Michal Hocko <mhocko@xxxxxxxx> · Mon, 5 May 2025 10:08:53 +0200

On Wed 30-04-25 14:53:50, Roman Gushchin wrote:
> On Wed, Apr 30, 2025 at 09:27:39AM +0200, Michal Hocko wrote:
> > On Tue 29-04-25 21:31:35, Roman Gushchin wrote:
> > > On Tue, Apr 29, 2025 at 01:46:07PM +0200, Michal Hocko wrote:
> > > > On Mon 28-04-25 03:36:15, Roman Gushchin wrote:
> > > > > Introduce bpf_out_of_memory() bpf kfunc, which allows to declare
> > > > > an out of memory events and trigger the corresponding kernel OOM
> > > > > handling mechanism.
> > > > > 
> > > > > It takes a trusted memcg pointer (or NULL for system-wide OOMs)
> > > > > as an argument, as well as the page order.
> > > > > 
> > > > > Only one OOM can be declared and handled in the system at once,
> > > > > so if the function is called in parallel to another OOM handling,
> > > > > it bails out with -EBUSY.
> > > > 
> > > > This makes sense for the global OOM handler because concurrent handlers
> > > > are cooperative.

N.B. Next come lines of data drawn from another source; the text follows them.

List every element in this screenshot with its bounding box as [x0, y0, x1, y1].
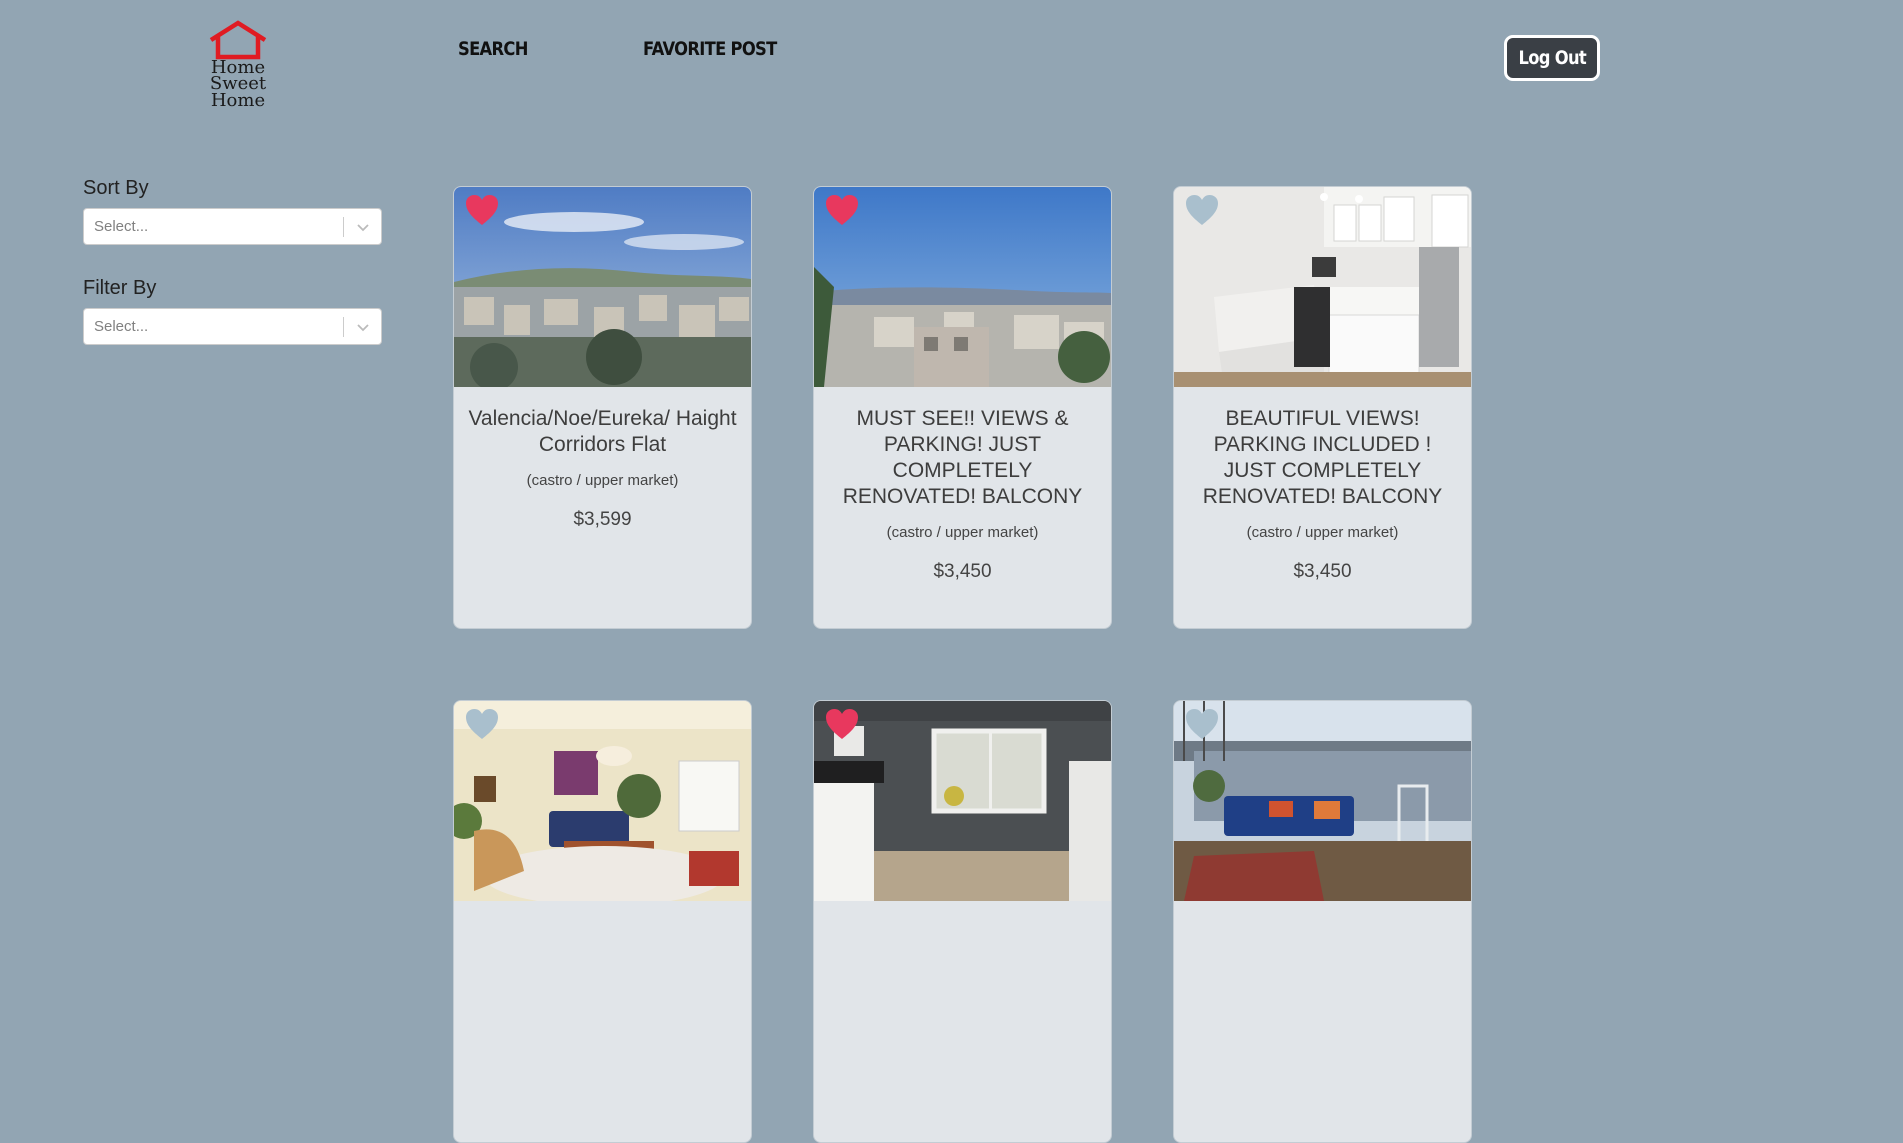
select-separator — [343, 217, 344, 237]
listing-card[interactable]: BEAUTIFUL VIEWS! PARKING INCLUDED ! JUST… — [1173, 186, 1472, 629]
listing-price: $3,450 — [1293, 561, 1352, 582]
sort-by-placeholder: Select... — [94, 218, 149, 235]
house-icon — [209, 20, 267, 60]
listing-card[interactable]: Valencia/Noe/Eureka/ Haight Corridors Fl… — [453, 186, 752, 629]
filter-by-label: Filter By — [83, 277, 157, 299]
favorite-heart-icon[interactable] — [464, 707, 500, 741]
select-separator — [343, 317, 344, 337]
listing-location: (castro / upper market) — [526, 472, 679, 489]
listing-card[interactable] — [1173, 700, 1472, 1143]
listing-card[interactable] — [813, 700, 1112, 1143]
listing-price: $3,450 — [933, 561, 992, 582]
listing-price: $3,599 — [573, 509, 632, 530]
listing-body: BEAUTIFUL VIEWS! PARKING INCLUDED ! JUST… — [1174, 387, 1471, 583]
listing-body: Valencia/Noe/Eureka/ Haight Corridors Fl… — [454, 387, 751, 531]
listing-title: MUST SEE!! VIEWS & PARKING! JUST COMPLET… — [842, 407, 1083, 508]
listing-body — [454, 901, 751, 920]
listing-location: (castro / upper market) — [1246, 524, 1399, 541]
filter-by-placeholder: Select... — [94, 318, 149, 335]
log-out-button[interactable]: Log Out — [1504, 35, 1600, 81]
listing-body: MUST SEE!! VIEWS & PARKING! JUST COMPLET… — [814, 387, 1111, 583]
favorite-heart-icon[interactable] — [824, 193, 860, 227]
listing-title: Valencia/Noe/Eureka/ Haight Corridors Fl… — [468, 407, 737, 456]
brand-line-2: Sweet Home — [209, 73, 267, 111]
favorite-heart-icon[interactable] — [464, 193, 500, 227]
listing-card[interactable] — [453, 700, 752, 1143]
favorite-heart-icon[interactable] — [824, 707, 860, 741]
listing-location: (castro / upper market) — [886, 524, 1039, 541]
favorite-heart-icon[interactable] — [1184, 707, 1220, 741]
sort-by-select[interactable]: Select... — [83, 208, 382, 245]
nav-search-link[interactable]: SEARCH — [458, 38, 528, 60]
chevron-down-icon[interactable] — [356, 220, 370, 234]
log-out-label: Log Out — [1518, 47, 1586, 69]
sort-by-label: Sort By — [83, 177, 149, 199]
listing-body — [814, 901, 1111, 920]
listing-card[interactable]: MUST SEE!! VIEWS & PARKING! JUST COMPLET… — [813, 186, 1112, 629]
home-sweet-home-logo[interactable]: Home Sweet Home — [180, 20, 296, 111]
nav-favorite-post-link[interactable]: FAVORITE POST — [643, 38, 777, 60]
favorite-heart-icon[interactable] — [1184, 193, 1220, 227]
chevron-down-icon[interactable] — [356, 320, 370, 334]
filter-by-select[interactable]: Select... — [83, 308, 382, 345]
listing-body — [1174, 901, 1471, 920]
listing-title: BEAUTIFUL VIEWS! PARKING INCLUDED ! JUST… — [1202, 407, 1443, 508]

But is this really correct for memcg ooms which could
> > > > happen for different hierarchies? Currently we do block on oom_lock in
> > > > that case to make sure one oom doesn't starve others. Do we want the
> > > > same behavior for custom OOM handlers?
> > > 
> > > It's a good point and I had similar thoughts when I was working on it.
> > > But I think it's orthogonal to the customization of the oom handling.
> > > Even for the existing oom killer it makes no sense to serialize memcg ooms
> > > in independent memcg subtrees. But I'm worried about the dmesg reporting,
> > > it can become really messy for 2+ concurrent OOMs.
> > > 
> > > Also, some memory can be shared, so one OOM can eliminate a need for another
> > > OOM, even if they look independent.
> > > 
> > > So my conclusion here is to leave things as they are until we'll get signs
> > > of real world problems with the (lack of) concurrency between ooms.
> > 
> > How do we learn about that happening though? I do not think we have any
> > counters to watch to suspect that some oom handlers cannot run.
> 
> The bpf program which declares an OOM can handle this: e.g. retry, wait
> and retry, etc. We can also try to mimick the existing behavior and wait
> on oom_lock (potentially splitting it into multiple locks to support
> concurrent ooms in various memcgs). Do you think it's preferable?

Yes, I would just provide different callbacks for global and memcg ooms
and do the blockin for the latter. It will be consistent with the in
kernel implementation (therefore less surprising behavior).

-- 
Michal Hocko
SUSE Labs